In mathematics sets are well defined collections of distinct objects, considered as an object in its own right. The arrangement of the objects in the set does not matter. For example, the numbers 2,4,6 are distinct and considered collectively which for m, n single set of size three written as \[\left\{ 2,4,6 \right\}\] which can be also written as \[\left\{ 2,6,4 \right\}\] .

There are various symbols used in sets and each has a different meaning.
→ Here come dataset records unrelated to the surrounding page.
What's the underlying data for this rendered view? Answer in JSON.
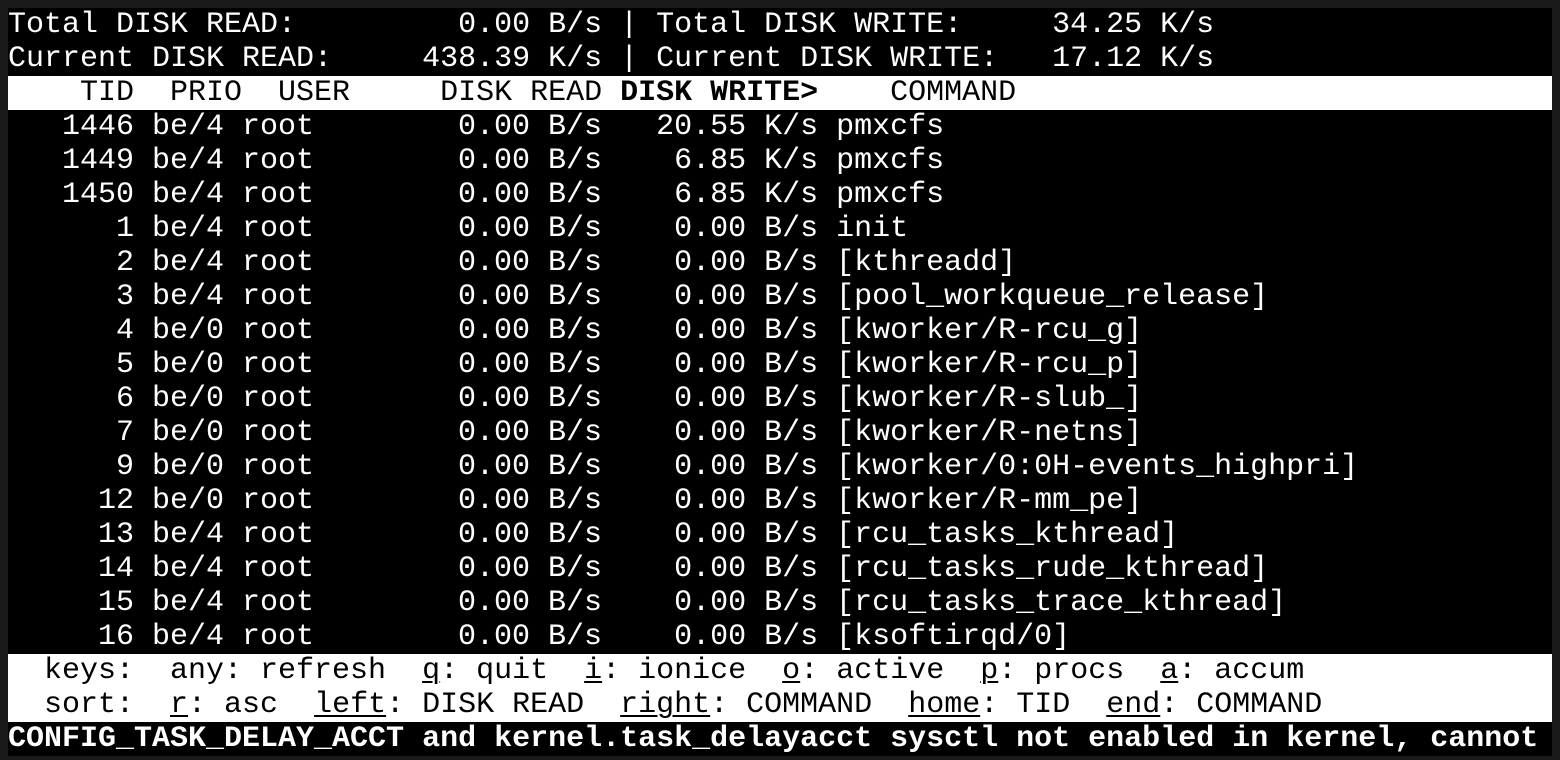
{
  "colors": {
    "background": "#000000",
    "frame": "#1a1a1a",
    "text": "#ffffff",
    "inverse_bg": "#ffffff",
    "inverse_text": "#000000"
  },
  "terminal": {
    "summary": {
      "line1": {
        "left_label": "Total DISK READ:",
        "left_value": "0.00 B/s",
        "separator": "|",
        "right_label": "Total DISK WRITE:",
        "right_value": "34.25 K/s"
      },
      "line2": {
        "left_label": "Current DISK READ:",
        "left_value": "438.39 K/s",
        "separator": "|",
        "right_label": "Current DISK WRITE:",
        "right_value": "17.12 K/s"
      }
    },
    "table": {
      "header": {
        "pre": "    TID  PRIO  USER     DISK READ ",
        "sort_column": "DISK WRITE>",
        "post": "    COMMAND"
      },
      "rows": [
        {
          "tid": "1446",
          "prio": "be/4",
          "user": "root",
          "disk_read": "0.00 B/s",
          "disk_write": "20.55 K/s",
          "command": "pmxcfs"
        },
        {
          "tid": "1449",
          "prio": "be/4",
          "user": "root",
          "disk_read": "0.00 B/s",
          "disk_write": "6.85 K/s",
          "command": "pmxcfs"
        },
        {
          "tid": "1450",
          "prio": "be/4",
          "user": "root",
          "disk_read": "0.00 B/s",
          "disk_write": "6.85 K/s",
          "command": "pmxcfs"
        },
        {
          "tid": "1",
          "prio": "be/4",
          "user": "root",
          "disk_read": "0.00 B/s",
          "disk_write": "0.00 B/s",
          "command": "init"
        },
        {
          "tid": "2",
          "prio": "be/4",
          "user": "root",
          "disk_read": "0.00 B/s",
          "disk_write": "0.00 B/s",
          "command": "[kthreadd]"
        },
        {
          "tid": "3",
          "prio": "be/4",
          "user": "root",
          "disk_read": "0.00 B/s",
          "disk_write": "0.00 B/s",
          "command": "[pool_workqueue_release]"
        },
        {
          "tid": "4",
          "prio": "be/0",
          "user": "root",
          "disk_read": "0.00 B/s",
          "disk_write": "0.00 B/s",
          "command": "[kworker/R-rcu_g]"
        },
        {
          "tid": "5",
          "prio": "be/0",
          "user": "root",
          "disk_read": "0.00 B/s",
          "disk_write": "0.00 B/s",
          "command": "[kworker/R-rcu_p]"
        },
        {
          "tid": "6",
          "prio": "be/0",
          "user": "root",
          "disk_read": "0.00 B/s",
          "disk_write": "0.00 B/s",
          "command": "[kworker/R-slub_]"
        },
        {
          "tid": "7",
          "prio": "be/0",
          "user": "root",
          "disk_read": "0.00 B/s",
          "disk_write": "0.00 B/s",
          "command": "[kworker/R-netns]"
        },
        {
          "tid": "9",
          "prio": "be/0",
          "user": "root",
          "disk_read": "0.00 B/s",
          "disk_write": "0.00 B/s",
          "command": "[kworker/0:0H-events_highpri]"
        },
        {
          "tid": "12",
          "prio": "be/0",
          "user": "root",
          "disk_read": "0.00 B/s",
          "disk_write": "0.00 B/s",
          "command": "[kworker/R-mm_pe]"
        },
        {
          "tid": "13",
          "prio": "be/4",
          "user": "root",
          "disk_read": "0.00 B/s",
          "disk_write": "0.00 B/s",
          "command": "[rcu_tasks_kthread]"
        },
        {
          "tid": "14",
          "prio": "be/4",
          "user": "root",
          "disk_read": "0.00 B/s",
          "disk_write": "0.00 B/s",
          "command": "[rcu_tasks_rude_kthread]"
        },
        {
          "tid": "15",
          "prio": "be/4",
          "user": "root",
          "disk_read": "0.00 B/s",
          "disk_write": "0.00 B/s",
          "command": "[rcu_tasks_trace_kthread]"
        },
        {
          "tid": "16",
          "prio": "be/4",
          "user": "root",
          "disk_read": "0.00 B/s",
          "disk_write": "0.00 B/s",
          "command": "[ksoftirqd/0]"
        }
      ]
    },
    "help": {
      "keys_line": [
        {
          "t": "  keys:  any: refresh  "
        },
        {
          "t": "q",
          "u": true
        },
        {
          "t": ": quit  "
        },
        {
          "t": "i",
          "u": true
        },
        {
          "t": ": ionice  "
        },
        {
          "t": "o",
          "u": true
        },
        {
          "t": ": active  "
        },
        {
          "t": "p",
          "u": true
        },
        {
          "t": ": procs  "
        },
        {
          "t": "a",
          "u": true
        },
        {
          "t": ": accum"
        }
      ],
      "sort_line": [
        {
          "t": "  sort:  "
        },
        {
          "t": "r",
          "u": true
        },
        {
          "t": ": asc  "
        },
        {
          "t": "left",
          "u": true
        },
        {
          "t": ": DISK READ  "
        },
        {
          "t": "right",
          "u": true
        },
        {
          "t": ": COMMAND  "
        },
        {
          "t": "home",
          "u": true
        },
        {
          "t": ": TID  "
        },
        {
          "t": "end",
          "u": true
        },
        {
          "t": ": COMMAND"
        }
      ]
    },
    "status_line": "CONFIG_TASK_DELAY_ACCT and kernel.task_delayacct sysctl not enabled in kernel, cannot"
  }
}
Here, in the statement a symbol ‘ $\subset $ ’ is given. This symbol’s name is proper subset or strict subset such as for example \[\left\{ 9,14 \right\}\subset \left\{ 9,14,28 \right\}\]

Let us first find the strict or proper subset of A.
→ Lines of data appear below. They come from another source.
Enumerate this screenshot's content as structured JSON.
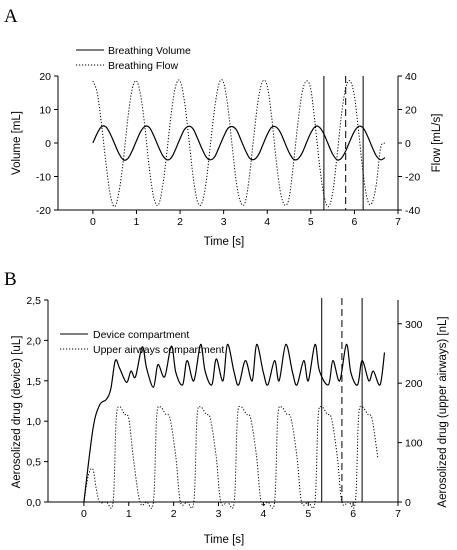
{
  "panels": [
    {
      "letter": "A",
      "xlabel": "Time [s]",
      "ylabel_left": "Volume [mL]",
      "ylabel_right": "Flow [mL/s]",
      "legend": [
        {
          "name": "Breathing Volume",
          "style": "solid"
        },
        {
          "name": "Breathing Flow",
          "style": "dotted"
        }
      ]
    },
    {
      "letter": "B",
      "xlabel": "Time [s]",
      "ylabel_left": "Aerosolized drug (device) [uL]",
      "ylabel_right": "Aerosolized drug (upper airways) [nL]",
      "legend": [
        {
          "name": "Device compartment",
          "style": "solid"
        },
        {
          "name": "Upper airways compartment",
          "style": "dotted"
        }
      ]
    }
  ],
  "chart_data": [
    {
      "type": "line",
      "title": "",
      "xlabel": "Time [s]",
      "ylabel": "Volume [mL]",
      "y2label": "Flow [mL/s]",
      "xlim": [
        -0.8,
        7
      ],
      "ylim": [
        -20,
        20
      ],
      "y2lim": [
        -40,
        40
      ],
      "xticks": [
        "0",
        "1",
        "2",
        "3",
        "4",
        "5",
        "6",
        "7"
      ],
      "yticks": [
        "-20",
        "-10",
        "0",
        "10",
        "20"
      ],
      "y2ticks": [
        "-40",
        "-20",
        "0",
        "20",
        "40"
      ],
      "grid": false,
      "legend_position": "top-left",
      "series": [
        {
          "name": "Breathing Volume",
          "axis": "left",
          "style": "solid",
          "x": [
            0,
            0.1,
            0.2,
            0.3,
            0.4,
            0.5,
            0.6,
            0.7,
            0.8,
            0.9,
            1.0,
            1.1,
            1.2,
            1.3,
            1.4,
            1.5,
            1.6,
            1.7,
            1.8,
            1.9,
            2.0,
            2.1,
            2.2,
            2.3,
            2.4,
            2.5,
            2.6,
            2.7,
            2.8,
            2.9,
            3.0,
            3.1,
            3.2,
            3.3,
            3.4,
            3.5,
            3.6,
            3.7,
            3.8,
            3.9,
            4.0,
            4.1,
            4.2,
            4.3,
            4.4,
            4.5,
            4.6,
            4.7,
            4.8,
            4.9,
            5.0,
            5.1,
            5.2,
            5.3,
            5.4,
            5.5,
            5.6,
            5.7,
            5.8,
            5.9,
            6.0,
            6.1,
            6.2,
            6.3,
            6.4,
            6.5,
            6.6,
            6.7
          ],
          "y": [
            0,
            2.9,
            4.9,
            4.8,
            2.7,
            -0.3,
            -3.2,
            -5.0,
            -4.7,
            -2.4,
            0.7,
            3.5,
            5.0,
            4.6,
            2.1,
            -1.0,
            -3.7,
            -5.0,
            -4.4,
            -1.8,
            1.3,
            4.0,
            5.0,
            4.2,
            1.4,
            -1.6,
            -4.2,
            -5.0,
            -4.0,
            -1.1,
            1.9,
            4.4,
            4.9,
            3.8,
            0.8,
            -2.2,
            -4.6,
            -4.9,
            -3.5,
            -0.5,
            2.5,
            4.7,
            4.8,
            3.2,
            0.2,
            -2.8,
            -4.8,
            -4.8,
            -3.0,
            0.1,
            3.0,
            4.9,
            4.7,
            2.7,
            -0.4,
            -3.3,
            -5.0,
            -4.6,
            -2.4,
            0.7,
            3.5,
            5.0,
            4.5,
            2.1,
            -1.0,
            -3.8,
            -5.0,
            -4.4
          ]
        },
        {
          "name": "Breathing Flow",
          "axis": "right",
          "style": "dotted",
          "x": [
            0,
            0.1,
            0.2,
            0.3,
            0.4,
            0.5,
            0.6,
            0.7,
            0.8,
            0.9,
            1.0,
            1.1,
            1.2,
            1.3,
            1.4,
            1.5,
            1.6,
            1.7,
            1.8,
            1.9,
            2.0,
            2.1,
            2.2,
            2.3,
            2.4,
            2.5,
            2.6,
            2.7,
            2.8,
            2.9,
            3.0,
            3.1,
            3.2,
            3.3,
            3.4,
            3.5,
            3.6,
            3.7,
            3.8,
            3.9,
            4.0,
            4.1,
            4.2,
            4.3,
            4.4,
            4.5,
            4.6,
            4.7,
            4.8,
            4.9,
            5.0,
            5.1,
            5.2,
            5.3,
            5.4,
            5.5,
            5.6,
            5.7,
            5.8,
            5.9,
            6.0,
            6.1,
            6.2,
            6.3,
            6.4,
            6.5,
            6.6,
            6.7
          ],
          "y": [
            37,
            30,
            11,
            -12,
            -31,
            -38,
            -29,
            -10,
            14,
            32,
            37,
            28,
            8,
            -16,
            -33,
            -37,
            -26,
            -5,
            18,
            34,
            37,
            25,
            3,
            -20,
            -35,
            -36,
            -23,
            0,
            22,
            36,
            36,
            21,
            -3,
            -25,
            -36,
            -35,
            -18,
            6,
            27,
            37,
            34,
            16,
            -9,
            -29,
            -37,
            -33,
            -13,
            11,
            30,
            37,
            32,
            11,
            -13,
            -31,
            -38,
            -30,
            -8,
            16,
            33,
            37,
            28,
            6,
            -18,
            -34,
            -36,
            -25,
            -3,
            0
          ]
        }
      ],
      "markers": [
        {
          "x": 5.3,
          "style": "solid"
        },
        {
          "x": 5.8,
          "style": "dashed"
        },
        {
          "x": 6.2,
          "style": "solid"
        }
      ]
    },
    {
      "type": "line",
      "title": "",
      "xlabel": "Time [s]",
      "ylabel": "Aerosolized drug (device) [uL]",
      "y2label": "Aerosolized drug (upper airways) [nL]",
      "xlim": [
        -0.8,
        7
      ],
      "ylim": [
        0,
        2.5
      ],
      "y2lim": [
        0,
        340
      ],
      "xticks": [
        "0",
        "1",
        "2",
        "3",
        "4",
        "5",
        "6",
        "7"
      ],
      "yticks": [
        "0,0",
        "0,5",
        "1,0",
        "1,5",
        "2,0",
        "2,5"
      ],
      "y2ticks": [
        "0",
        "100",
        "200",
        "300"
      ],
      "grid": false,
      "legend_position": "top-left",
      "series": [
        {
          "name": "Device compartment",
          "axis": "left",
          "style": "solid",
          "x": [
            0,
            0.2,
            0.35,
            0.5,
            0.6,
            0.7,
            0.8,
            0.95,
            1.05,
            1.15,
            1.3,
            1.4,
            1.55,
            1.65,
            1.8,
            1.95,
            2.05,
            2.2,
            2.3,
            2.45,
            2.6,
            2.7,
            2.85,
            2.95,
            3.1,
            3.2,
            3.35,
            3.45,
            3.6,
            3.75,
            3.85,
            4.0,
            4.1,
            4.25,
            4.35,
            4.5,
            4.65,
            4.75,
            4.9,
            5.0,
            5.15,
            5.25,
            5.45,
            5.55,
            5.7,
            5.85,
            5.95,
            6.1,
            6.2,
            6.35,
            6.45,
            6.6,
            6.7
          ],
          "y": [
            0,
            0.9,
            1.2,
            1.27,
            1.4,
            1.75,
            1.65,
            1.48,
            1.62,
            1.55,
            1.92,
            1.65,
            1.42,
            1.7,
            1.55,
            1.93,
            1.6,
            1.45,
            1.75,
            1.5,
            1.95,
            1.62,
            1.45,
            1.77,
            1.5,
            1.95,
            1.6,
            1.45,
            1.75,
            1.5,
            1.95,
            1.6,
            1.45,
            1.75,
            1.5,
            1.95,
            1.6,
            1.45,
            1.75,
            1.5,
            1.95,
            1.62,
            1.45,
            1.75,
            1.5,
            1.95,
            1.6,
            1.45,
            1.75,
            1.5,
            1.62,
            1.45,
            1.85
          ]
        },
        {
          "name": "Upper airways compartment",
          "axis": "right",
          "style": "dotted",
          "x": [
            0,
            0.1,
            0.2,
            0.28,
            0.35,
            0.5,
            0.65,
            0.72,
            0.8,
            0.9,
            1.0,
            1.1,
            1.25,
            1.4,
            1.55,
            1.62,
            1.7,
            1.82,
            1.92,
            2.05,
            2.15,
            2.3,
            2.45,
            2.52,
            2.6,
            2.72,
            2.82,
            2.95,
            3.05,
            3.2,
            3.35,
            3.42,
            3.5,
            3.62,
            3.72,
            3.85,
            3.95,
            4.1,
            4.25,
            4.32,
            4.4,
            4.52,
            4.62,
            4.75,
            4.85,
            5.0,
            5.15,
            5.22,
            5.3,
            5.42,
            5.52,
            5.65,
            5.75,
            5.9,
            6.05,
            6.12,
            6.2,
            6.32,
            6.42,
            6.55
          ],
          "y": [
            0,
            45,
            55,
            20,
            0,
            0,
            0,
            140,
            160,
            148,
            140,
            75,
            0,
            0,
            0,
            142,
            160,
            148,
            140,
            75,
            0,
            0,
            0,
            142,
            160,
            148,
            140,
            75,
            0,
            0,
            0,
            142,
            160,
            148,
            140,
            75,
            0,
            0,
            0,
            142,
            160,
            148,
            140,
            75,
            0,
            0,
            0,
            142,
            160,
            148,
            140,
            75,
            0,
            0,
            0,
            142,
            160,
            148,
            140,
            75
          ]
        }
      ],
      "markers": [
        {
          "x": 5.3,
          "style": "solid"
        },
        {
          "x": 5.75,
          "style": "dashed"
        },
        {
          "x": 6.2,
          "style": "solid"
        }
      ]
    }
  ]
}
Here A is \[\left\{ \varphi ,\left\{ \varphi \right\},1,\left\{ 1,\varphi \right\},2 \right\}\] so, its subsets will be \[\left\{ {} \right\}\] , \[\left\{ \varphi \right\}\] , \[\left\{ \left\{ \varphi \right\} \right\}\] , \[\left\{ 1 \right\}\] , \[\left\{ \left\{ 1,\varphi \right\} \right\}\] , \[\left\{ 2 \right\}\] , \[\left\{ \varphi ,\left\{ \varphi \right\} \right\}\] , \[\left\{ \varphi ,1 \right\}\] , \[\left\{ \varphi ,\left\{ 1,\varphi \right\} \right\}\] , \[\left\{ \varphi ,2 \right\}\] , \[\left\{ \left\{ \varphi \right\},1 \right\}\] , \[\left\{ \varphi ,\left\{ 1,\varphi \right\} \right\}\] , \[\left\{ \left\{ \varphi \right\},2 \right\}\] , \[\left\{ 1,\left\{ 1,\varphi \right\} \right\}\] , \[\left\{ 1,2 \right\}\] , \[\left\{ \left\{ 1,\varphi \right\},2 \right\}\] , \[\left\{ \varphi ,\left\{ \varphi \right\},1 \right\}\] , \[\left\{ \varphi ,\left\{ \varphi \right\},\left\{ 1,\varphi \right\} \right\}\] , \[\left\{ \varphi ,\left\{ \varphi \right\},2 \right\}\] , \[\left\{ \varphi ,1,\left\{ 1,\varphi \right\} \right\}\] , \[\left\{ \varphi ,1,2 \right\}\] , \[\left\{ \varphi ,\left\{ 1,\varphi \right\},2 \right\}\] , \[\left\{ \left\{ \varphi \right\},1,2 \right\}\] , \[\left\{ \left\{ \varphi \right\},\left\{ 1,\varphi \right\},2 \right\}\] , \[\left\{ \left\{ \varphi \right\},1,\left\{ 1,\varphi \right\} \right\}\] , \[\left\{ 1,\left\{ 1,\varphi \right\},2 \right\}\] , \[\left\{ \varphi ,\left\{ \varphi \right\},1,\left\{ 1,\varphi \right\} \right\}\] , \[\left\{ \varphi ,1,\left\{ 1,\varphi \right\},2 \right\}\] , \[\left\{ \varphi ,\left\{ \varphi \right\},\left\{ 1,\varphi \right\},2 \right\}\] , \[\left\{ \varphi ,\left\{ \varphi \right\},1,2 \right\}\] , \[\left\{ \left\{ \varphi \right\},1,\left\{ 1,\varphi \right\},2 \right\}\] , \[\left\{ \varphi ,\left\{ \varphi \right\},1,\left\{ 1,\varphi \right\},2 \right\}\] .


For a proper subset we will omit \[\left\{ {} \right\}\] from the total subsets.

We can see that \[\left\{ \varphi ,\left\{ \varphi \right\},\left\{ 1,\varphi \right\} \right\}\] is one of subset of A so, the given statement is correct.

Hence, the statement is true.

Note: Students generally confuse between \[\varphi \] and \[\left\{ \varphi \right\}\] as they sometimes think they are some but they are not as \[\varphi \] is not considered as set but \[\left\{ \varphi \right\}\] is considered as singleton set or set with one element.